Parents/grands-parents : assumer la rivalité

by La Rédaction 0

«Ils ne me grondent jamais, ils m’achètent ce que je veux,..» Quel parent n’a-t-il pas entendu ses mots sortir de la bouche de leur enfant. Disponibles, actifs, plus aisés financièrement… les grands-parents d’aujourd’hui ont tout pour rendre jaloux leurs enfants! Quelques conseils pour faire de ces rivaux des alliés.

 

Je fais à peu près les mêmes choses avec mes petits-enfants qu’hier avec mes enfants, mais en mieux!

 

Redistribuer les rôles
Pas facile pour les parents de «mettre les points sur les i»  en disant clairement : «On a besoin de vous, mais on va vous dire comment.» Une chose est sûre cependant, c’est bien aux parents de prendre de la distance et de faire savoir qu’on ne peut pas les traiter comme les frères et sœurs de leurs propres enfants.
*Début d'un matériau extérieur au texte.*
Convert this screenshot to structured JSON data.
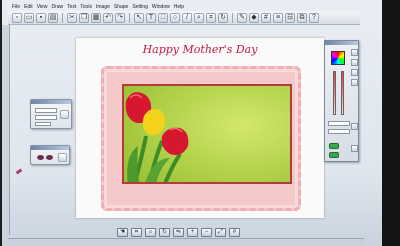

Najia, 58 ans, mère de 5 enfants et grand-mère d’autant de petits-enfants, avoue s’être beaucoup interrogée sur l’attitude à adopter. La méthode qu’elle a trouvé : «Etre une bonne grand-mère, c’est renoncer à la toute-puissance maternelle. Dès le départ, j’ai cherché à désamorcer la compétition avec ma fille, je l’ai aidée à oublier de dépasser sa mère.»

Jouer la complémentarité
Fixer des limites, donner des repères, c’est bien le rôle des parents, même s’ils passent par des épisodes peu gratifiants, par des périodes de doute ou de découragement. C’est ici que les grands-parents peuvent être un vrai soutien. Latefa, 62 ans, l’a compris lorsque sa fille, en difficulté avec son pré-ado, lui a ouvert son coeur. «Je prends le temps de féliciter ma fille, sans la juger. J’essaie aussi d’inviter régulièrement mon petit-fils à passer l’après-midi avec moi, cela permet à ma fille de se reposer et à moi, de rappeler à Younes que sa maman ne veut que son bien et qu’il devrait la ménager.»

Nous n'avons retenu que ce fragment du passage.